In one respect it is a shame Bill Lomas' win in the 1951Tiavers Trophy Trial continues to be trotted out by the likes of us journalists, as it suggests James did nothing else after it. This, of course, is far from the truth as the Greet based maker has a long and proud competition career and though Lomas' win is noteworthy, James had success before and after it.
What that win did was provide James with the basis for the best rigid lightweight trials bike of the time, even if it was mostly 'Lomas' rather than 'James' who did the building. James did produce a replica, or as close a replica as they could, of the Lomas machine, minus of course, the personal tuning Bill had done to the Villiers 197cc engine unit.

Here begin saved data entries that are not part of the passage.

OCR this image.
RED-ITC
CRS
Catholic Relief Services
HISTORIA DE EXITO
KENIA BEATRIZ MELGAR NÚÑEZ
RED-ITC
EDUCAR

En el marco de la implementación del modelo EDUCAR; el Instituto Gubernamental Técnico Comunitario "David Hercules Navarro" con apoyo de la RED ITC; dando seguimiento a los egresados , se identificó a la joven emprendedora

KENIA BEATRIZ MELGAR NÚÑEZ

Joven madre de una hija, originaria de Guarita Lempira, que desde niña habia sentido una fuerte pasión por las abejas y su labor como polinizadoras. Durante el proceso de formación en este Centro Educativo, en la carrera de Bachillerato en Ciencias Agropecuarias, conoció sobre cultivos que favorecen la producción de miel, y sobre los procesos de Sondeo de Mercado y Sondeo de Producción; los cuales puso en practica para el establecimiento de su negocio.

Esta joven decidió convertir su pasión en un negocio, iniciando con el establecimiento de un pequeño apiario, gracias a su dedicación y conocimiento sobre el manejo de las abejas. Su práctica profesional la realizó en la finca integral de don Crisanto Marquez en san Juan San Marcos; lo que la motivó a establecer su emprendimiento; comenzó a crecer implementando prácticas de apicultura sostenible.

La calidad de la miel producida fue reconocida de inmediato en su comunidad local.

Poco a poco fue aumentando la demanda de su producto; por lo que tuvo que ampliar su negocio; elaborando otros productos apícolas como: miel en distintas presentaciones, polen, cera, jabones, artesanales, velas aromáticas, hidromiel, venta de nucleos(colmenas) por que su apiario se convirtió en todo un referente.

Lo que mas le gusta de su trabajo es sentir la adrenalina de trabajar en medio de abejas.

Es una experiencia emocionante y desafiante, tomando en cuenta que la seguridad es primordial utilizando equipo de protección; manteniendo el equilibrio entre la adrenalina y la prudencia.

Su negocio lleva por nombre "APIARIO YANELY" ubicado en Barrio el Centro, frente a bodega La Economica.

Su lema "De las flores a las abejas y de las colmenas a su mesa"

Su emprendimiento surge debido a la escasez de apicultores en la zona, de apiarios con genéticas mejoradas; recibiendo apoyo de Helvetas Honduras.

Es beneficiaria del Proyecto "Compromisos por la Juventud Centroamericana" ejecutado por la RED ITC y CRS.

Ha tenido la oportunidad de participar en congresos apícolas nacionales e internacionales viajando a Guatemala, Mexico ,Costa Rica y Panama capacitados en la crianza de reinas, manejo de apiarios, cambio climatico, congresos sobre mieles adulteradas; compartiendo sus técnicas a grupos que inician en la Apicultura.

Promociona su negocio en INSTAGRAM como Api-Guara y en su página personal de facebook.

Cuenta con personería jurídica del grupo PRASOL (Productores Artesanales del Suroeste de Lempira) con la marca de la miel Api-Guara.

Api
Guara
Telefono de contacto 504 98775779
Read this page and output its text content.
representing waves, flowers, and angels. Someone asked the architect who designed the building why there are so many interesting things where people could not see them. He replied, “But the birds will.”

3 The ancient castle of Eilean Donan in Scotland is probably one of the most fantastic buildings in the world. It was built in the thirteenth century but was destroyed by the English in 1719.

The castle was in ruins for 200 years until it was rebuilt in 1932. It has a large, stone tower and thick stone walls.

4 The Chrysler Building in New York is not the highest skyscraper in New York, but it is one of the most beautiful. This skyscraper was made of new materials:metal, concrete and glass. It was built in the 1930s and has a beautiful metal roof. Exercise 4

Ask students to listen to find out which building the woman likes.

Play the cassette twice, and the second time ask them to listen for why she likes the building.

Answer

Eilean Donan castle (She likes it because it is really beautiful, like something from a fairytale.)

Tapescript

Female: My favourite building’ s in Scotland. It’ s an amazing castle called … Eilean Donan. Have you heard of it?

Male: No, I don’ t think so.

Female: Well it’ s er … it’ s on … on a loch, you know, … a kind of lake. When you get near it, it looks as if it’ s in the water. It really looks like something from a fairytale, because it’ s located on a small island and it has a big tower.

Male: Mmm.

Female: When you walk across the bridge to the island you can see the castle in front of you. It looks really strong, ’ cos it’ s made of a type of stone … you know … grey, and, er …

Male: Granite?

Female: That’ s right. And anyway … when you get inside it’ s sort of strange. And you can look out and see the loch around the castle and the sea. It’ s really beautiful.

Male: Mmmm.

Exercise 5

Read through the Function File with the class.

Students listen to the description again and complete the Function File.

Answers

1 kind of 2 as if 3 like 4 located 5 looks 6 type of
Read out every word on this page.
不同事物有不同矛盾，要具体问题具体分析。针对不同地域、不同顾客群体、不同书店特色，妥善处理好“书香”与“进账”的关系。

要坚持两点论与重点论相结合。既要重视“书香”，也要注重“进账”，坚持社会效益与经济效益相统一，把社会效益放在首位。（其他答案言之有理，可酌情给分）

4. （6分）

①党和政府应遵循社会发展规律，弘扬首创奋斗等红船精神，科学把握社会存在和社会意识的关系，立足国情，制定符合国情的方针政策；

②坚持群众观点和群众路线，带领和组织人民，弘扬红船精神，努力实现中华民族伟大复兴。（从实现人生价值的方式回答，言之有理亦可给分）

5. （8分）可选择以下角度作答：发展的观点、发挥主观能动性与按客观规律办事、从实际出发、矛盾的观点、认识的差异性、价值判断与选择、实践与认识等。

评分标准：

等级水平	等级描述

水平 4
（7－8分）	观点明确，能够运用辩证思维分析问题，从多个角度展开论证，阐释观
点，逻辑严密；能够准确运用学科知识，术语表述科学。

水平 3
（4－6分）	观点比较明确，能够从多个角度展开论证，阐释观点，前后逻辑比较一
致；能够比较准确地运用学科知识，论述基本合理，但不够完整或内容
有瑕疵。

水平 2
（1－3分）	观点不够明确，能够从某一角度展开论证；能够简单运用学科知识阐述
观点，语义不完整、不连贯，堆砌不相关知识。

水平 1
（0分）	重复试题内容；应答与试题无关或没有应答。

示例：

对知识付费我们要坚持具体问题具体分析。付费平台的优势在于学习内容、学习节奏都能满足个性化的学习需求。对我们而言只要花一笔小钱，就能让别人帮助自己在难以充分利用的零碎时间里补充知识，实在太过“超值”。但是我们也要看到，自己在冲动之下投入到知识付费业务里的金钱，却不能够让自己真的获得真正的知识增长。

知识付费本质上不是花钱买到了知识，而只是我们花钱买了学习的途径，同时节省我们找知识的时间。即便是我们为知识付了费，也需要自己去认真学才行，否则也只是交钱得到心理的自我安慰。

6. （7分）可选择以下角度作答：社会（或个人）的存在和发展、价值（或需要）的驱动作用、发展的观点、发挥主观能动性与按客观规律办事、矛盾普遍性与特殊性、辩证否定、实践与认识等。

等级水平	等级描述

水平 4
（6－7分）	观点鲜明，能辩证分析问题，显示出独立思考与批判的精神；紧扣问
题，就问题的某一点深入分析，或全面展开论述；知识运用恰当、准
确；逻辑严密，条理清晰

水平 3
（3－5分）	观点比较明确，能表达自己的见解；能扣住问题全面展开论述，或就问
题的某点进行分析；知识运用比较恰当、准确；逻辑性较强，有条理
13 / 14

In his book 'Bill Lomas - world champion road racer', Bill details some of the work which he did to create his national winning motorcycle and was full of praise for the freehand given by James for his work.
The rigid machine enjoyed considerable sales success but once the world had realized rear suspension wasn't such a hindrance to the feet-up scene as it had been thought, almost overnight the rigid was out.
James did have a roadster with a swinging arm frame and offered this in trials form to older at first, then it became a production model. History records the frame as being too weak and while suitable for the road it needed a strengthening brace for trials or it would bend in the middle if dropped in an event. Still, the factory had to go with a swinging arm and the factory riders would have to persevere with it and be seen to be winning or competing on the production machine.
Meanwhile, one young James rider in Northern Ireland was making a name for himself, not only in the trials world but road racing too and had engineering talent to develop what seemed, to him, obvious solutions to trial bike design.
The name Sammy Miller was becoming known outside the province as someone to watch, though by his own admission he was still in awe of the works machines. He was entered in his local national, the Hurst's Cup, on a swinging arm Commando not dissimilar to the one on these pages, and as the photos were being taken Sammy related the tale.
Having reworked his own machine into something more fitting for a trials bike, Sammy was well aware he lacked the resources of a major factory and its pool of knowledge, so was keen to see the full factory bikes for some more ideas.
“I knew the works team, including Bryan Povey, would be over for the Hurst’s Cup so I took a notepad and pencil along to jot down what they’d done, so I could use the information. I really shouldn’t have bothered, as while I was examining their machines and being a bit disappointed in what I saw, they were all over my machine to see what I’d done!”
Much later, when Sammy was entrenched in the Midlands industry, Povey let on that the factory had instructed them to check this Irishman’s machine out. “I was becoming less in awe of the factory machines, it was inconceivable to me why they wouldn’t let riders make their machines better, then offer the result for sale.”Miller shrugs his shoulder as he’s saying this and it’s clear more than 60 years on it still puzzles him.
As we looked over the freshly restored machine I asked Sammy how it came to be in the museum.
“We have given it about 20 years ago and it’s been in storage since, waiting for us to have the time to restore it.”